BRADY HENDERSON
Seahawks’ Stephen Hauschka: ‘I feel like I let the team down’

Stephen Hauschka had no explanation for how he missed a 28-yard field-goal attempt that would have given the Seahawks a 9-6 win over Arizona on Sunday night but instead forced them to settle for a 6-6 tie. The snap was OK. The hold was fine. The Cardinals’ rush didn’t appear to be an issue. Yet Hauschka pulled it left by a wide margin.
“I don’t know,” he told reporters afterward. “It’s unfortunate and I feel like I let the team down.”
Hauschka gave a similar answer to a follow-up question that asked essentially the same thing: what happened?
“I’m not really sure,” he said. “It’s unfortunate. I feel like I let the team down. I just, um, I don’t really know. I think we just, ya know, we might have been, yeah, I don’t really have any answers for you there.”

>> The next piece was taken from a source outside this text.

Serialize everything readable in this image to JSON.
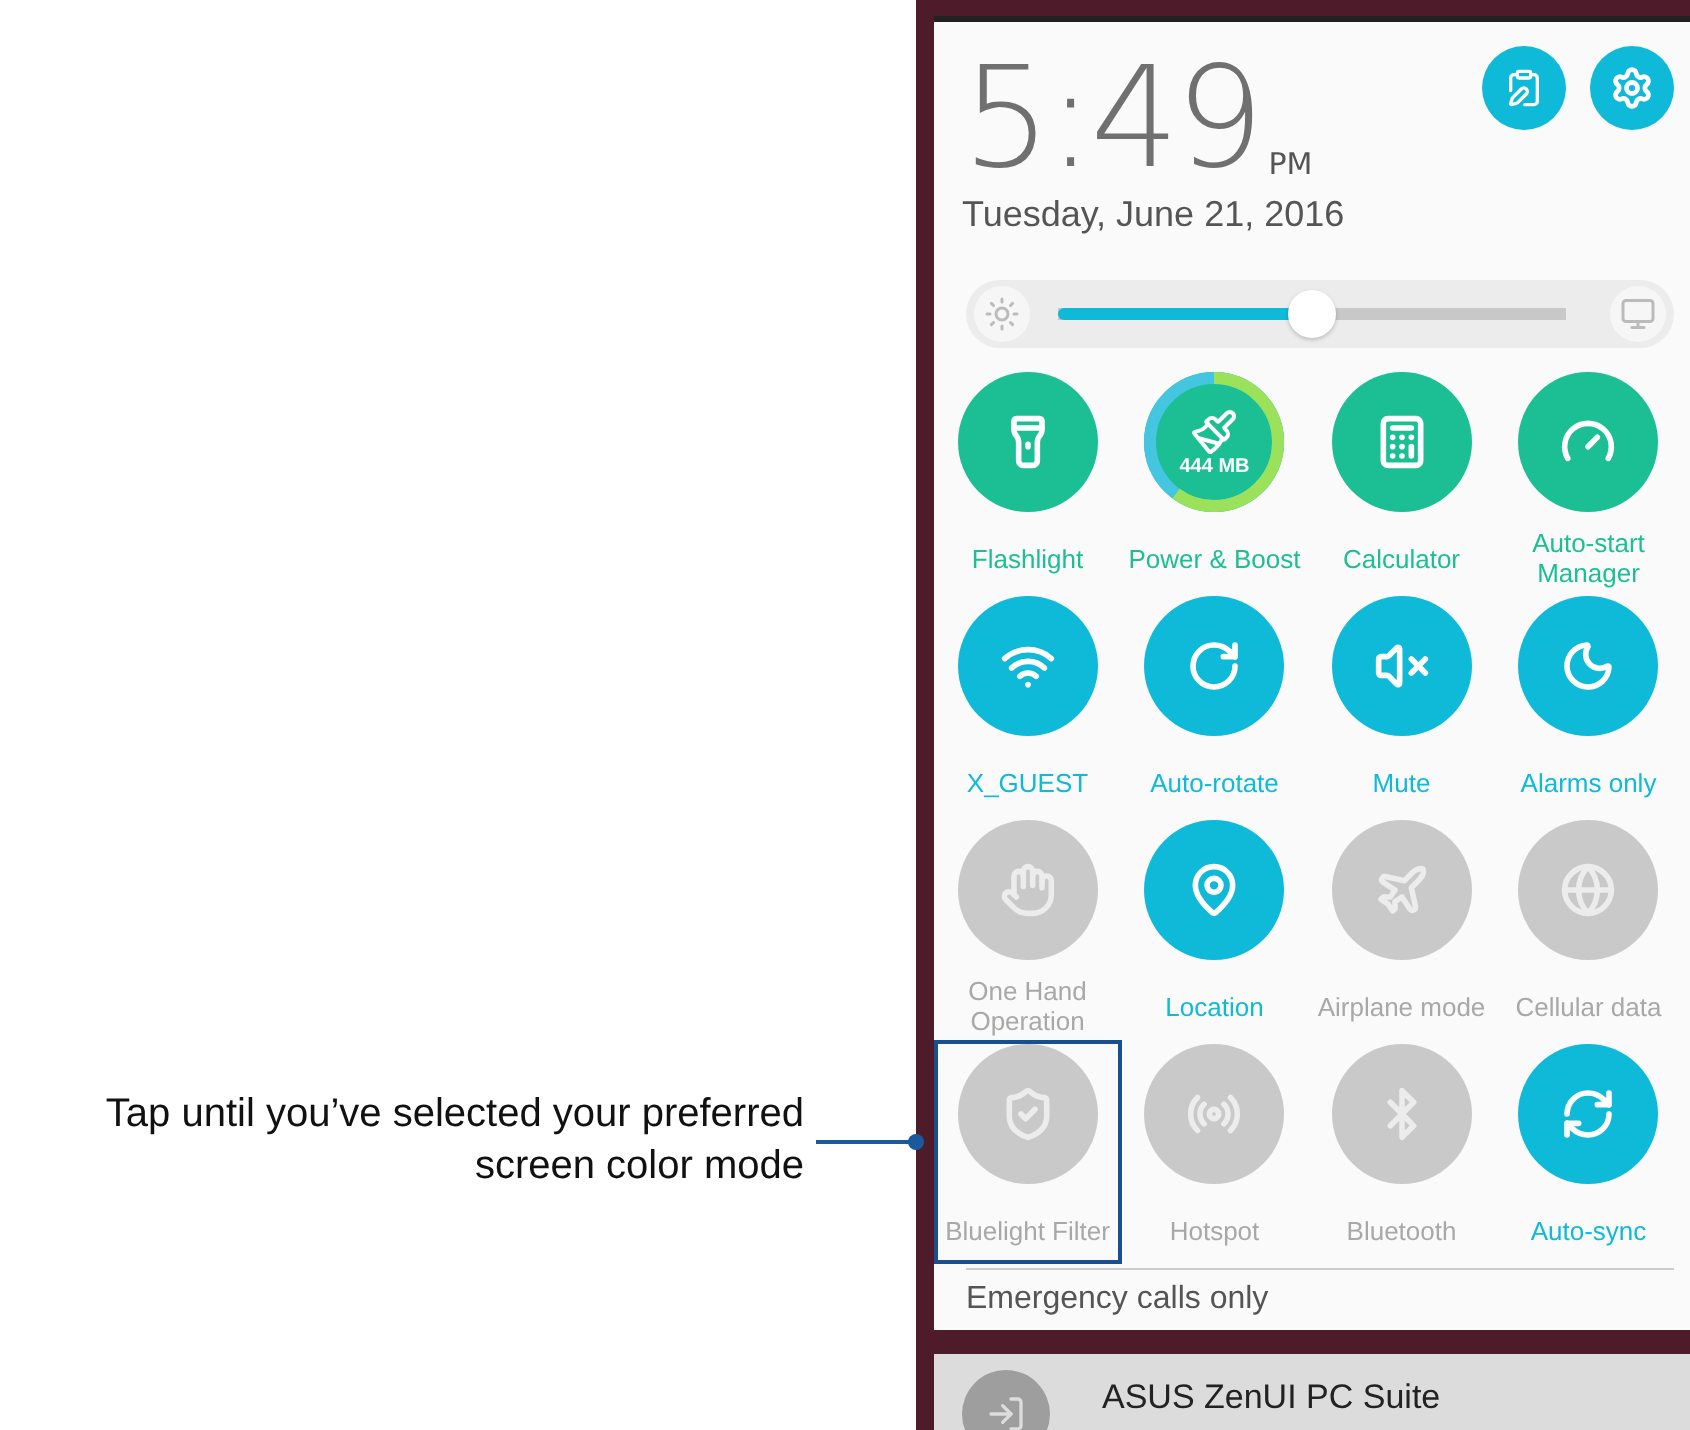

And so it remains a mystery how one of the most accurate kickers in NFL history missed the football equivalent of a gimme putt with the game on the line Sunday night. Arizona’s Chandler Catanzaro had given Seattle life with an improbable miss of his own on the Cardinals’ preceding drive in overtime, clanking off the left upright a 24-yard attempt that would have won the game. It evoked memories of Seattle escaping with a wild-card win over the Vikings after a similarly short miss by Blair Walsh.
And the Seahawks were in position to steal a win in Glendale Sunday night like they did last January in Minneapolis after Russell Wilson drove Seattle 70 yards following Catanzaro’s miss. Hauschka had hit from 40 yards out in the fourth quarter and from 36 earlier in overtime. On the 40-yard attempt, replays showed Hauschka kicking up grass as his foot appeared to skim the turf before connecting with the ball. He immediately looked down, suggesting that it took him by surprise.
Speaking about Hauschka’s miss, coach Pete Carroll said he was watching the lead-up to the snap and was prepared to call a timeout if it seemed that Seattle would have had to hurry to get it off in time, which could have thrown off the timing of the kicking operation. But everything “looked fine,” he said, so he didn’t. Seattle snapped the ball with 3 seconds left on the play clock and 11 seconds left on the game clock.
“We’ll do that tomorrow,” Hasuchka said when asked about the process of evaluating the miss, “and it’s the same whether it’s a win or whether it’s all great kicks. It’s the same thing, so same thing every week. We’ll just look at that tomorrow and find out what happened.”
Cardinals coach Bruce Arians was critical of Catanzaro when asked what he told him after his miss, saying, “Make it. He’s a professional. This ain’t high school. You get paid to make it.”
Carroll, as he tends to do, took a much different tact with Hauschka.
“Hausch made his kicks to give us a chance and unfortunately he didn’t make the last one,” Carroll said. “He’s been making kicks for years around here. Everything was in sequence, everything went OK timing-wise and all that, we just didn’t hit it. But he’s going to hit a lot of winners as we go down the road here. It’s going to be much different and we’ll get different outcomes that that one.”
Carroll also said of Hauschka: “Just checked in with him. He’s been making kicks for us for years, and I love him and he’s our guy.”
Hauschka’s miss continued what has been some personal misfortune at University of Phoenix Stadium. He entered the game having made 168 of 193 career field-goal attempts, good for an 87-percent rate that ranks third in NFL history. But he was only 12 of 19 (63.2 percent) at the Cardinals’ home field entering this game. According to the NBC broadcast, that’s his worst percentage at any NFL stadium with a minimum of three attempts.
Hauschka went 0 for 3 there in 2014, though each of those attempts was from long range (52, 50, 47). He missed one of four attempts there last season (40) plus a PAT, pulling both wide left. But those were inconsequential misses in blowout victories.
This one cost Seattle a win.
“We’re in this together,” Hauschka said of his teammates. “They know how hard I work at this. I’m sure they’re bummed to tie, but we all love each other in this locker room.”